New management in a takeover has the option to dismiss many more teachers--as many as the entire staff. Simple math reveals a stunning picture: A quarter of all IPS (Indianapolis Public Schools) secondary teachers will likely lose their current jobs as state intervention takes effect.
Teach Plus does not question the wisdom of such a disruptive and draconian approach to school reform. The policy brief does not point out the lack of success this approach has had in Chicago, or anywhere else in the country. The key recommendation of the policy brief is this:
Teachers dismissed from takeover schools should not have guaranteed jobs in schools that remain a part of IPS. Teachers who have been displaced should be required to apply for vacant positions in other schools. Displaced teachers should only be able to apply for vacant positions and not positions currently held by other teachers. Teachers with more seniority should not have the right to bump less senior teachers out of their positions. Without a change to the current state laws, IPS will be required to keep the most senior teachers, regardless of their performance.
The intent of this is made clear in the brief's conclusion:
The domino effect that stands to push hundreds of promising young teachers out of their current positions will inevitably spiral to negatively impact students and their communities.
The problem they are attempting to solve is that many young teachers will likely be swept away as these draconian school "transformations" occur.
The law, Senate Bill 1, eliminates an advisory board of the division of professional standards, and states the following:
A school corporation shall implement the plan beginning with the 2012-2013 school year.
(b) A plan must include the following components:
(1) Performance evaluations for all certificated employees, conducted at least annually.
(2) Objective measures of student achievement and growth to significantly inform the evaluation. The objective measures must include:
(A) student assessment results for certificated employees whose responsibilities include instruction in subjects measured in statewide assessments; and
(B) methods for assessing student growth for certificated employees who do not teach in areas measured by statewide assessments.
I have several problems with this. First, we have a heavily funded group bringing forward teachers to reinforce their policy perspective. This creates the appearance of widespread support for practices which are highly controversial within our profession.

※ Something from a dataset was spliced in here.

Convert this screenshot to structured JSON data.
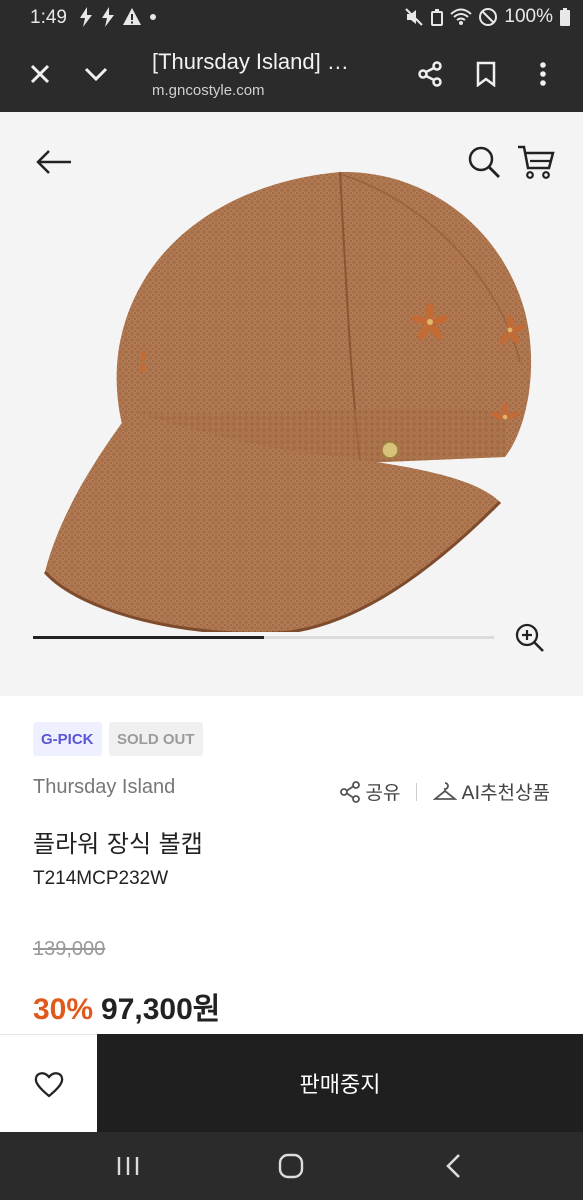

Second, Teach Plus has embraced the practice of widespread staff firings as a wise strategy for school improvement. Experience and research do not show this to be effective. On the contrary, this takes our most challenged schools and subjects them to further trauma and disruption, to no good end.

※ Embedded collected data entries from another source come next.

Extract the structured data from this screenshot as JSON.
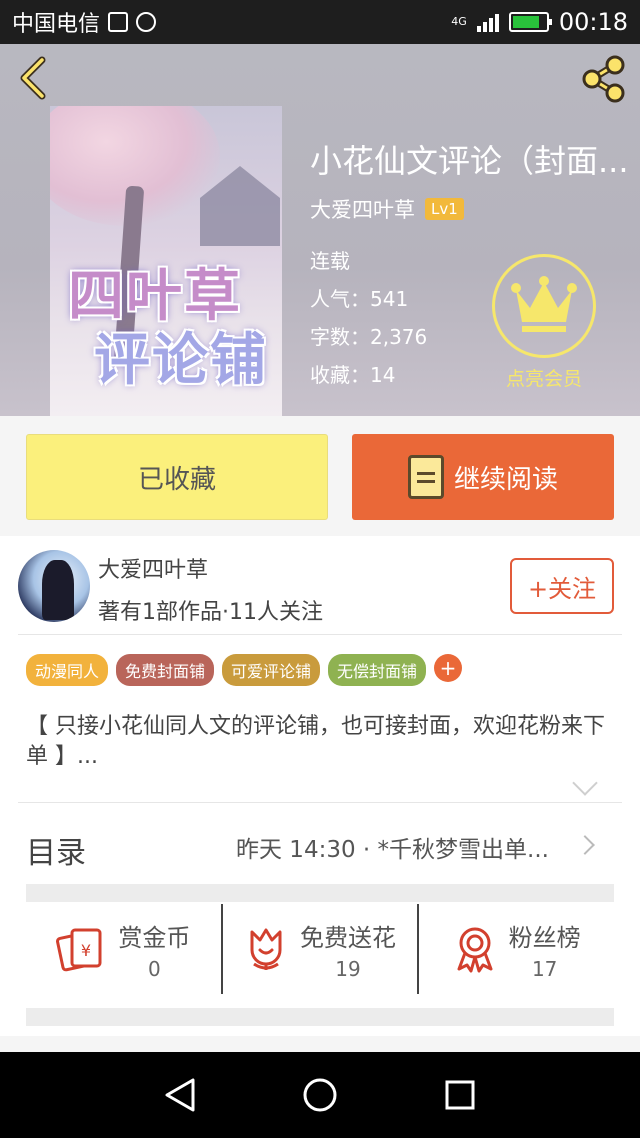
{
  "status_bar": {
    "carrier": "中国电信",
    "network": "4G",
    "time": "00:18"
  },
  "book": {
    "title": "小花仙文评论（封面...",
    "cover_art_text": "四叶草评论铺",
    "author": "大爱四叶草",
    "level": "Lv1",
    "status": "连载",
    "popularity_label": "人气：",
    "popularity": "541",
    "words_label": "字数：",
    "words": "2,376",
    "favorites_label": "收藏：",
    "favorites": "14",
    "vip_label": "点亮会员"
  },
  "actions": {
    "favorited_label": "已收藏",
    "continue_label": "继续阅读"
  },
  "author_panel": {
    "name": "大爱四叶草",
    "stats": "著有1部作品·11人关注",
    "follow_label": "+关注"
  },
  "tags": [
    {
      "label": "动漫同人",
      "color": "#f2b23c"
    },
    {
      "label": "免费封面铺",
      "color": "#b9655a"
    },
    {
      "label": "可爱评论铺",
      "color": "#c99b3c"
    },
    {
      "label": "无偿封面铺",
      "color": "#8fb251"
    }
  ],
  "tag_add": "+",
  "description": "【 只接小花仙同人文的评论铺，也可接封面，欢迎花粉来下单 】...",
  "toc": {
    "label": "目录",
    "latest": "昨天 14:30 · *千秋梦雪出单..."
  },
  "stats": [
    {
      "label": "赏金币",
      "value": "0",
      "icon": "red-envelope-icon"
    },
    {
      "label": "免费送花",
      "value": "19",
      "icon": "flower-icon"
    },
    {
      "label": "粉丝榜",
      "value": "17",
      "icon": "medal-icon"
    }
  ],
  "colors": {
    "accent": "#ea6838",
    "fav_button": "#fbf07c",
    "vip": "#f6e76b",
    "icon_red": "#d2402e"
  }
}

Third, Teach Plus has attempted to create policy that would shield "promising young teachers" from the brunt of these firings. There is a great deal of evidence that teacher effectiveness, on a wide range of indicators - not just test scores - increases as teachers gain experience. Why should we embrace policies that favor "promising young teachers," many of whom may be interns who have only a two-year long commitment to the classroom, over more experienced teachers?

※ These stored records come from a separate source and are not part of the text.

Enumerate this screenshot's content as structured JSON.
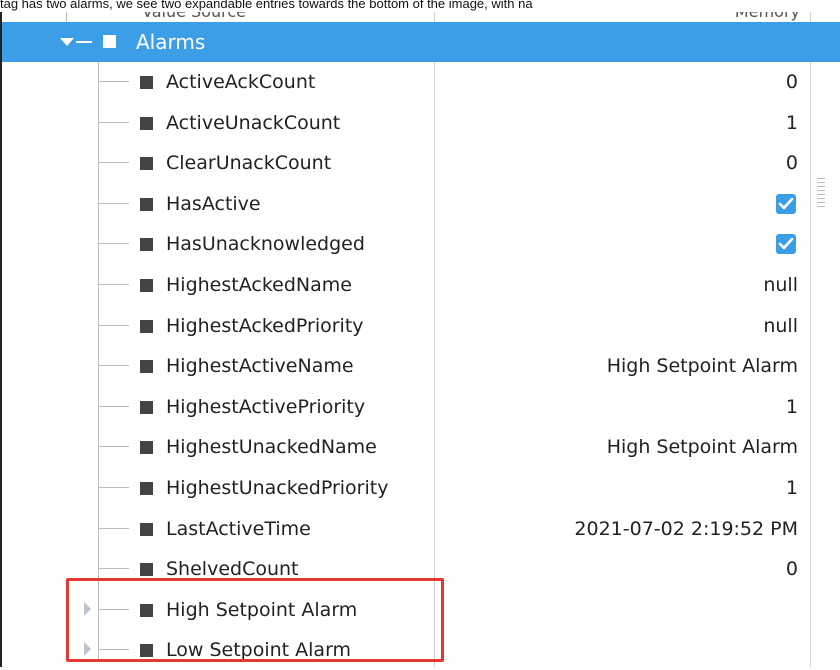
{
  "caption": "tag has two alarms, we see two expandable entries towards the bottom of the image, with na",
  "header": {
    "left_label": "Value Source",
    "right_label": "Memory"
  },
  "tree": {
    "root": {
      "label": "Alarms"
    },
    "properties": [
      {
        "name": "ActiveAckCount",
        "value": "0"
      },
      {
        "name": "ActiveUnackCount",
        "value": "1"
      },
      {
        "name": "ClearUnackCount",
        "value": "0"
      },
      {
        "name": "HasActive",
        "checked": true
      },
      {
        "name": "HasUnacknowledged",
        "checked": true
      },
      {
        "name": "HighestAckedName",
        "value": "null"
      },
      {
        "name": "HighestAckedPriority",
        "value": "null"
      },
      {
        "name": "HighestActiveName",
        "value": "High Setpoint Alarm"
      },
      {
        "name": "HighestActivePriority",
        "value": "1"
      },
      {
        "name": "HighestUnackedName",
        "value": "High Setpoint Alarm"
      },
      {
        "name": "HighestUnackedPriority",
        "value": "1"
      },
      {
        "name": "LastActiveTime",
        "value": "2021-07-02 2:19:52 PM"
      },
      {
        "name": "ShelvedCount",
        "value": "0"
      }
    ],
    "alarms": [
      {
        "name": "High Setpoint Alarm"
      },
      {
        "name": "Low Setpoint Alarm"
      }
    ]
  },
  "colors": {
    "selection": "#3d9ee8",
    "highlight_box": "#e53935",
    "checkbox": "#3d9ee8"
  }
}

Fourth, the law that resulted from this lobbying by Stand For Children and Teach Plus mandates that test scores be a significant part of teacher evaluation, and does away with the professional advisory board that informs the legislature about these issues.
This is what has been done by these groups in the state of Indiana. I do not believe this serves the interests of the children of Indiana, or has the effect of improving the teaching profession. I think teachers and parents need to organize OURSELVES to speak up on these issues, because otherwise we have groups such as these representing themselves as our voice in the policy arena.
What do you think of Senate Bill 1 in Indiana, and the role of Stand For Children and Teach Plus?